Meeting Murphy
We sit here waiting for absolution, or something absolute, at least. Our chairs are tipped forward off the edge of the cliff; remember when our mothers would always tell us not to learn forward so much, don’t you know that yet, that one day our chairs would tip, and then, then you’d learn your lesson.
Now our grown up egos are disillusioned and bruised, fallen victim to Murphy and his law. We are asking, what did we do, instead of what could we have done. My little sister asked, “If you had a time machine, would you go into the past or future?” And there was no hesitation. Regrets, they rest, and stay, and take a stronghold.
There are people I see in the 20s who look like and live like they are in their 40s, and I wonder what their mistakes were, before their candles blew out and the wax melted a river. No one grows up and says, today I’ll sit on the crackling cobble with my broken strings and my lonely voice, and I’ll have made it in this world. Nobody wakes up and says, today I’ll ring up a thousand orders for hours on end, and it’ll be everything I’ve ever dreamed of. Maybe they were victims, too, and only this time, Murphy wanted to use them to show the world not to mess with him again.
But look for the girl with ink smudges on her hands. She wakes up every morning and dresses herself in a cloak, no matter the fashion du jour. It is her blanket, and with it, she chases storms from her window because that’s as far as she can go, as close as she can get. It is a suffocating blanket of heavy words, but if there were nothing to hold her down, the wind might blow her right out of the blue of the sky.

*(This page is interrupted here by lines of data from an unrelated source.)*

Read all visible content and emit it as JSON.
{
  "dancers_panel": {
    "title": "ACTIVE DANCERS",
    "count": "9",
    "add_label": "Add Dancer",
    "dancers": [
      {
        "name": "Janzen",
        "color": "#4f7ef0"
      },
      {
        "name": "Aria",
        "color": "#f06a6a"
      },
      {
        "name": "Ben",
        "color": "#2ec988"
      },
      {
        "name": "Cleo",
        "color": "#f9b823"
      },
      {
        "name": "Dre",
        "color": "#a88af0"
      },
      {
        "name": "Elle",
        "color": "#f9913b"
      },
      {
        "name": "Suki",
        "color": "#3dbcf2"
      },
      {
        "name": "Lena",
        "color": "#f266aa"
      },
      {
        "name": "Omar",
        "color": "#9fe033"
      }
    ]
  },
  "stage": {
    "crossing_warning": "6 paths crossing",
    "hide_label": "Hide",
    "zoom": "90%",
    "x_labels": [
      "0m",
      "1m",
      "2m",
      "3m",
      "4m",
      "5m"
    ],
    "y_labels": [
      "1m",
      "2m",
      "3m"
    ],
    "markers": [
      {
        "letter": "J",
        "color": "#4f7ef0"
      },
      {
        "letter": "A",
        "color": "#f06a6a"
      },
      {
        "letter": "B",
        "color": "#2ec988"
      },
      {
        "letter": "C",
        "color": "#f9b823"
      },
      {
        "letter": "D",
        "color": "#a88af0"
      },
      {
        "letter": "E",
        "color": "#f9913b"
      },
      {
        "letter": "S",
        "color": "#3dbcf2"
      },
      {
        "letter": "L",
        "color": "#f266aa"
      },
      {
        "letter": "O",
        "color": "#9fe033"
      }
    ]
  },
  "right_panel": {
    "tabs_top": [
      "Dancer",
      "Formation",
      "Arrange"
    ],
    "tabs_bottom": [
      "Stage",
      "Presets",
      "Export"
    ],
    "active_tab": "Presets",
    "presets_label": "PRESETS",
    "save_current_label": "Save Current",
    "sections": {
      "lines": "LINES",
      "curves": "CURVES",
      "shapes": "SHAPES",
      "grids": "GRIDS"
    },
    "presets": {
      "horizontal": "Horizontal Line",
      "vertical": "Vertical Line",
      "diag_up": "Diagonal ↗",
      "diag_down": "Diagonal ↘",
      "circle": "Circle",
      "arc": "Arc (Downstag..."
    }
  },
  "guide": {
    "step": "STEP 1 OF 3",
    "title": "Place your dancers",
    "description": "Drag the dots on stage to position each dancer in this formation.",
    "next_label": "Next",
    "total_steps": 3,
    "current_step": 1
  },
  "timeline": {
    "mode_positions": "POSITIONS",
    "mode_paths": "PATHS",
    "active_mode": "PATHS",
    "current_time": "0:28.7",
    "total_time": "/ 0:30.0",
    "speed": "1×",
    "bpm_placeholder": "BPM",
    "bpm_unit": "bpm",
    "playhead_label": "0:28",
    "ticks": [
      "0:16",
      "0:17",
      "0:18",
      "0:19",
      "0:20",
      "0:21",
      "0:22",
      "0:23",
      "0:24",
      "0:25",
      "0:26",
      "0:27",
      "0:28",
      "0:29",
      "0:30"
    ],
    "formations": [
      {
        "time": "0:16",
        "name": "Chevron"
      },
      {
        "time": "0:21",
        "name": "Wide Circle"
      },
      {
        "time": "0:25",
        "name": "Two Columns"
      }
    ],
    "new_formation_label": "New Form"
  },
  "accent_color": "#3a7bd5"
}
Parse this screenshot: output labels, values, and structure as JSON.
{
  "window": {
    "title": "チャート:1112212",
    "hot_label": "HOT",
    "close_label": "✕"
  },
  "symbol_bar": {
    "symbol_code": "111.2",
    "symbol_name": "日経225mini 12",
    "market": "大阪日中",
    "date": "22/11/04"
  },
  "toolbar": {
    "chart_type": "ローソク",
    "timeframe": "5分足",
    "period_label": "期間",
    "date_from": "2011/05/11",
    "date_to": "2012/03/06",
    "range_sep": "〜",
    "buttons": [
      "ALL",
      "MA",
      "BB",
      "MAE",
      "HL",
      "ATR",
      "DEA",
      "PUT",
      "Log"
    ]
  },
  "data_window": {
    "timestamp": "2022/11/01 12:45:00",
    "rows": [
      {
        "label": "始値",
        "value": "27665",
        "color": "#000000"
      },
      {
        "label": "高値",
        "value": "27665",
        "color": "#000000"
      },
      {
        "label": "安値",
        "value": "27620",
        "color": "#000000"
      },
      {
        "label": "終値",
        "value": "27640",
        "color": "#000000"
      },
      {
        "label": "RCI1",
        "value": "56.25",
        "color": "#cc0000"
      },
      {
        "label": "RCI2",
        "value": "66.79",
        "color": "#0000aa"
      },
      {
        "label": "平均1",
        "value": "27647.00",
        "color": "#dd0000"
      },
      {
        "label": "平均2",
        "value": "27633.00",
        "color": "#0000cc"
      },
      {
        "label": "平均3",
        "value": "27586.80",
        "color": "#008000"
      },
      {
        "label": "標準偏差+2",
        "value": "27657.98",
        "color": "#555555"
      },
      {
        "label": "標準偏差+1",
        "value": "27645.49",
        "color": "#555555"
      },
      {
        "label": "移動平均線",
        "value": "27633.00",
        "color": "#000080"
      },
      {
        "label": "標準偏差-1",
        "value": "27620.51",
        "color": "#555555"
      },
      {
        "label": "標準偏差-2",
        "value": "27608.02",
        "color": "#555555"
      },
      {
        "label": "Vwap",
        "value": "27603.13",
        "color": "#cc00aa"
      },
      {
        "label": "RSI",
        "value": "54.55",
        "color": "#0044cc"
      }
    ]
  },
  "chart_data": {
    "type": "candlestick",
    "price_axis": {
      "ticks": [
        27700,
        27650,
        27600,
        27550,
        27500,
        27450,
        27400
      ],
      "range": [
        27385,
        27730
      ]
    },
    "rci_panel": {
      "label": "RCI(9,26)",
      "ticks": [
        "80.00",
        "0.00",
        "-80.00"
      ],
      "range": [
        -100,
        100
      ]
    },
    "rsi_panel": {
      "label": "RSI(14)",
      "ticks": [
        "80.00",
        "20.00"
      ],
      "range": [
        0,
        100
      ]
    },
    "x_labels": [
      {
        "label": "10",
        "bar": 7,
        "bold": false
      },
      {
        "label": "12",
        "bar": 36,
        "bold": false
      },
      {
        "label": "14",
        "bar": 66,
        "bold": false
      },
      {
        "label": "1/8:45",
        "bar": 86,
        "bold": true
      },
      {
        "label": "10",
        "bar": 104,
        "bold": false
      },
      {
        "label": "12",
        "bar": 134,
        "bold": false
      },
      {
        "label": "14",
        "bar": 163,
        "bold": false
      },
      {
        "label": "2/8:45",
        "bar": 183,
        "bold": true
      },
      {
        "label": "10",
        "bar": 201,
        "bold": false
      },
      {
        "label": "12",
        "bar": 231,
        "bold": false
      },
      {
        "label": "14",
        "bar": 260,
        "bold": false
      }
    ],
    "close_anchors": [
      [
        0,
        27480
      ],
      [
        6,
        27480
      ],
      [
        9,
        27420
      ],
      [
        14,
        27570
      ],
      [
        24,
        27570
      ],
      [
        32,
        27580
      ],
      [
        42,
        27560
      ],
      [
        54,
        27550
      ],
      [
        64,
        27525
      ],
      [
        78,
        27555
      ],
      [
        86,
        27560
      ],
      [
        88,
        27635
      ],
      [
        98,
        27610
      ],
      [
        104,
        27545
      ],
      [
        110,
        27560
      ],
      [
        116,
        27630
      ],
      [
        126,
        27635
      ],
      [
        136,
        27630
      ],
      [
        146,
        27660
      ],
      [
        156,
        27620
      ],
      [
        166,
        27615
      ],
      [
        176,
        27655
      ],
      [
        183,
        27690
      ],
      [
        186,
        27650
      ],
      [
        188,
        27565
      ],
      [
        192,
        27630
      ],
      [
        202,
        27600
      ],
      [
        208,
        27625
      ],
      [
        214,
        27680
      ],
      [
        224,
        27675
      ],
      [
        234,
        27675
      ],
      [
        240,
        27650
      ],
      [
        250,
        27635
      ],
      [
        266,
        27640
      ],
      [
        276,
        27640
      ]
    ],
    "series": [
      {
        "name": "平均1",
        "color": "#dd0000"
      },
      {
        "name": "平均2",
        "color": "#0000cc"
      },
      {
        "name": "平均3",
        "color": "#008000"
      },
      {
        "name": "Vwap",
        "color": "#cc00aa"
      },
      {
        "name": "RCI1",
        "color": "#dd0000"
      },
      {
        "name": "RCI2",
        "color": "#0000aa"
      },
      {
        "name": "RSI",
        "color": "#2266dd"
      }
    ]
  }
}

We forget, I think, what it feels like to be free. We dive into the depths of our sadness, but our tanks are stones, the weights on our souls. Or maybe, maybe we never felt it because we never leaned far enough to free fall, to trust in wind despite the gravity of the situation. We forgot what it feels like until the first scent of laundry on a warm spring day, or the cold drop of rain against constant blankets of lightning. We forget that there is such thing as resilience, that we have the ability to find light in darkness. But we forget that there is a difference between sacrifice and avoidance: I have forgotten the people there during what I considered the best few moments of my life. I wish it they were with others.
There are contradictions when we deem best or worst, and there is no creating of experiences that can ever best a best, but Murphy, he will make it so easy to worsen a worst.
So this is a fight.
Nobody gave us an armor. We only know to put the pressure where it hurts, and we know exactly how it feels to hurt, and in that one moment, we lose all humanity and we hurt back, just to share the feeling of being hurt to rid it of itself and to find our humanity again. Nobody said it was easy, but who even has the right to deem it so. This, this is a fight with words and heartbeats. We cannot fall, except to ourselves.